According to Soquel Creek Water District, “The smell is the result of four factors that must all be present for the odor to develop. These factors include:
- A high concentration of sulfate in the raw water
- Sulfate reducing bacteria, non-toxic to humans (sulfate is reduced to a sulfide state by the bacteria)
- Little or no dissolved oxygen in the water
- Hydrogen (a component of water which may be present due to water conditions reacting with the anode)” Read more here…
Controlling Water Heater Bacteria Growth
The most effective way to prevent bacteria from growing and resulting in unpleasant tastes and odors throughout one’s home, is to be sure the temperature is fixed at 140 degrees or greater on one’s water heater. At this climate bacteria can’t grow and will die. Whenever your water heater temperature is set below this, bacteria will not only exist but can multiply.

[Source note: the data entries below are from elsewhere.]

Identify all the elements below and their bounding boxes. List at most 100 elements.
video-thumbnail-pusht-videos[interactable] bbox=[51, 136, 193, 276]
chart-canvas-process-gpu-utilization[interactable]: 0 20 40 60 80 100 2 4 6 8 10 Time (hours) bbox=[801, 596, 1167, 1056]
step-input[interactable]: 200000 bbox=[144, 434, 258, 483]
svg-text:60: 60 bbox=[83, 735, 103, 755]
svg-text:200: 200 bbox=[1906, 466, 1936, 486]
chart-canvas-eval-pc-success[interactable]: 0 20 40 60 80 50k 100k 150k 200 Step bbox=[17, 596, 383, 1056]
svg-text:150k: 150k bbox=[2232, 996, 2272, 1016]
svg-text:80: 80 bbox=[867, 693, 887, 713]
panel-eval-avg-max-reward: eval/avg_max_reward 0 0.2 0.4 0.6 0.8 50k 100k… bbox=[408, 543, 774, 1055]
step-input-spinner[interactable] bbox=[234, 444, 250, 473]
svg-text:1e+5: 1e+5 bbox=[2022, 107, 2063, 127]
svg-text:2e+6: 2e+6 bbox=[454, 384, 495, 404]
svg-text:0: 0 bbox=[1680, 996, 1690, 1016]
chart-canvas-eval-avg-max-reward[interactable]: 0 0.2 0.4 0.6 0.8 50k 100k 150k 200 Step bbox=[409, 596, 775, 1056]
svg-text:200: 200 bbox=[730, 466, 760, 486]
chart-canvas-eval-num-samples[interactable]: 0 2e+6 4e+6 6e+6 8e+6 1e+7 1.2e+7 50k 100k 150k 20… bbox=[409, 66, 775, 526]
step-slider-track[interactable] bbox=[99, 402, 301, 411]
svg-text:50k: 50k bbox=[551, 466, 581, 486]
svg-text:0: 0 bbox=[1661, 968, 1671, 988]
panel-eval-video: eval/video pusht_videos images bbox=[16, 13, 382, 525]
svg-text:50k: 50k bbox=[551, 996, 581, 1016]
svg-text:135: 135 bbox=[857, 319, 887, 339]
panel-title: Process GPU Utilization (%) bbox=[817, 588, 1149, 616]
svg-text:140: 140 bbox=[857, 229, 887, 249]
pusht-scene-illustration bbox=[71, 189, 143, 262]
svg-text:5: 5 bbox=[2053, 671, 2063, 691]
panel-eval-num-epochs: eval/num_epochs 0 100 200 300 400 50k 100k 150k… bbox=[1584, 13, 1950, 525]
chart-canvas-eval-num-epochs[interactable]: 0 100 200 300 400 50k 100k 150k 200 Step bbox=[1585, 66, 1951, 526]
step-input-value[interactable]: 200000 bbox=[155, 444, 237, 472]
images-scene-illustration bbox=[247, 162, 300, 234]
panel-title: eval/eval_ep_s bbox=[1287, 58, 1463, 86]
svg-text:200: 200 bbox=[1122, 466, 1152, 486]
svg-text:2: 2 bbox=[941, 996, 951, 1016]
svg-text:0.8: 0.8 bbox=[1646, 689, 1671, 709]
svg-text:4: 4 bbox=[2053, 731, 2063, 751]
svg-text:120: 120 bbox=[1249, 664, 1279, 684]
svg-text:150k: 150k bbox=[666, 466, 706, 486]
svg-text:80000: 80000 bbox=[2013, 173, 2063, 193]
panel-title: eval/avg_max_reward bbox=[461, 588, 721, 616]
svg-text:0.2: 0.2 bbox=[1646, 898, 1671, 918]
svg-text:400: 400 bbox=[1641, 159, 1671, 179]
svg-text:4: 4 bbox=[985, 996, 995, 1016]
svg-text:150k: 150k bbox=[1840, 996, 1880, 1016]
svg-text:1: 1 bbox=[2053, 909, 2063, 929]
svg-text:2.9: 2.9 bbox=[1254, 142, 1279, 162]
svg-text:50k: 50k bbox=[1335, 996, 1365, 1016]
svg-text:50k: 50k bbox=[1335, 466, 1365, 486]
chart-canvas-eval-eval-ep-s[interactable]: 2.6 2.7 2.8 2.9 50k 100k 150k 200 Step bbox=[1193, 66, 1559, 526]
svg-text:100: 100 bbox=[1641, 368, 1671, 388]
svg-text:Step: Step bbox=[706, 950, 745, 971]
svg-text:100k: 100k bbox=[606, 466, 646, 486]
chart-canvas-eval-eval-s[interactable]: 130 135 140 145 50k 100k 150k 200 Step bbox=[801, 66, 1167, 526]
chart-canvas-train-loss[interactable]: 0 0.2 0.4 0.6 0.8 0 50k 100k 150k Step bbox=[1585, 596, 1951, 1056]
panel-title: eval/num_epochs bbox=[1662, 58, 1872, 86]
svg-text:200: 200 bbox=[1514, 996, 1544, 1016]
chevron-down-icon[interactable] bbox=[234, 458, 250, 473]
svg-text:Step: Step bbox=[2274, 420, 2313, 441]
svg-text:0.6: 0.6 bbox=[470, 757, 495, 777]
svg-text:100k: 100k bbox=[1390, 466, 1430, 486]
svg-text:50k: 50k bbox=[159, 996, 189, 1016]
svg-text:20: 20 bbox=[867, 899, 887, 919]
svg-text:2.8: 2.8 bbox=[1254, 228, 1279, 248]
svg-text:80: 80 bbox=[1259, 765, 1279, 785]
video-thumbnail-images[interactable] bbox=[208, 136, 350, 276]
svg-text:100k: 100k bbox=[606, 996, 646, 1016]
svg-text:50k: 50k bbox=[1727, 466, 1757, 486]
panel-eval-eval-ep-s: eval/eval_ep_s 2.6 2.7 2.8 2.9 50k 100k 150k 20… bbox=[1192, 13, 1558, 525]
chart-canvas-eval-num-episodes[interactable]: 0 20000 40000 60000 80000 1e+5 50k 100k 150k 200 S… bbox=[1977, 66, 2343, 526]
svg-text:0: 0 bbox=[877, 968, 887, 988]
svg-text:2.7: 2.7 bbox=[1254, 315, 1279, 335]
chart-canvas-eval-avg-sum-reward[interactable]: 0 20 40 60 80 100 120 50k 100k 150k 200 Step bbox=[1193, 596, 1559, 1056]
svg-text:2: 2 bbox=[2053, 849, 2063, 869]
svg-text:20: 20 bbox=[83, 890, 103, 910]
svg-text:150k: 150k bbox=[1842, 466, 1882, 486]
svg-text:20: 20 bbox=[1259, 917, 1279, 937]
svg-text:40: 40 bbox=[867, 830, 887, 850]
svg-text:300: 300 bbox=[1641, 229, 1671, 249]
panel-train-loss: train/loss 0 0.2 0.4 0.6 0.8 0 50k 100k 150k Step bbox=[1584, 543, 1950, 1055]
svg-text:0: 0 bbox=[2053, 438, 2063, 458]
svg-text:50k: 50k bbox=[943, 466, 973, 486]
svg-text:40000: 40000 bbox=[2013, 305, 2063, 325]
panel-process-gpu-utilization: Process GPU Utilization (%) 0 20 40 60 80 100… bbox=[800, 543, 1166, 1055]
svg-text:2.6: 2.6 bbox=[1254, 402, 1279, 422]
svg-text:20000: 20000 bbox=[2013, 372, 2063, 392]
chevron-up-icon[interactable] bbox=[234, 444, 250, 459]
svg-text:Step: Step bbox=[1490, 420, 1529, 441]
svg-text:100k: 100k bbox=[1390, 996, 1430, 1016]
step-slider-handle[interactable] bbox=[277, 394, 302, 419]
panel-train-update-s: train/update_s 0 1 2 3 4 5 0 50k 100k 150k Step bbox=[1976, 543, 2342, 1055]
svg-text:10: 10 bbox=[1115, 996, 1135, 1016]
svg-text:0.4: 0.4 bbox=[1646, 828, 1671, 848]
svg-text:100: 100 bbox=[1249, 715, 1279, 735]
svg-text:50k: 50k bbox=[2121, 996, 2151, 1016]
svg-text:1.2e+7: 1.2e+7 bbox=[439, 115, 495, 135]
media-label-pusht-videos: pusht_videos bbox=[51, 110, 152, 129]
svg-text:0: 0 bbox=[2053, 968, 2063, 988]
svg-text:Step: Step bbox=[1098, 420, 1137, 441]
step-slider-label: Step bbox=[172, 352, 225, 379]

In order to eliminate active bacteria and smells, one should make use of harsh chemicals to eliminate it. Chlorine bleach is the most efficient and complete chemical cleaner to use. If you are making an attempt to decontaminate the water and remove the bacteria by using bleach by yourself, be sure to understand the exact technique of doing this. First, the electric or gas going to the hot water heater should be switched off. After that the cold water supply needs to be switched off. Then, you must switch on one of the hot water taps inside the house. This allows air into the tank. Using a garden hose, empty the water out of the hot water heater and close the drain valve once all of the water has been drained. After that, it’s time to pour in the bleach. One needs five oz of bleach for every gallon of water the tank can hold. Unscrew the flexible cold water hose and pour the bleach in the opening. In cases where the cold water hose is not flexible, it may be a wise decision to contact an expert. Attach the water line once again and fill up the tank with water. It’s crucial to turn off the hot water spigot in the home once all of the air is out of the line. It is also extremely important to run each one of the faucets which use hot water within the home until you’re able to smell the bleach. The bacteria which is inside the water heater can also be in piping and taps so you will have to wipe out the bacteria in these locations in the process. Allow the bleach water stay in the tank and in the water lines for around 3 hours without using any hot water. After that one more flush is in order. When the tank is drained for a second time, don’t add additional bleach but fill it back up with water and let it remain in the tank and in the piping for a minimum of thirty minutes. Finally, drain the tank yet again and then replenish the tank with water. Allow each of the hot water fixtures in the home run until you can no longer smell bleach. Either turn the power on again or reignite the pilot light and you will be all set!
For any concerns about water smell, flushing a hot water heater, St Petersburg water heater repairs, or other water heater concerns, give us a call!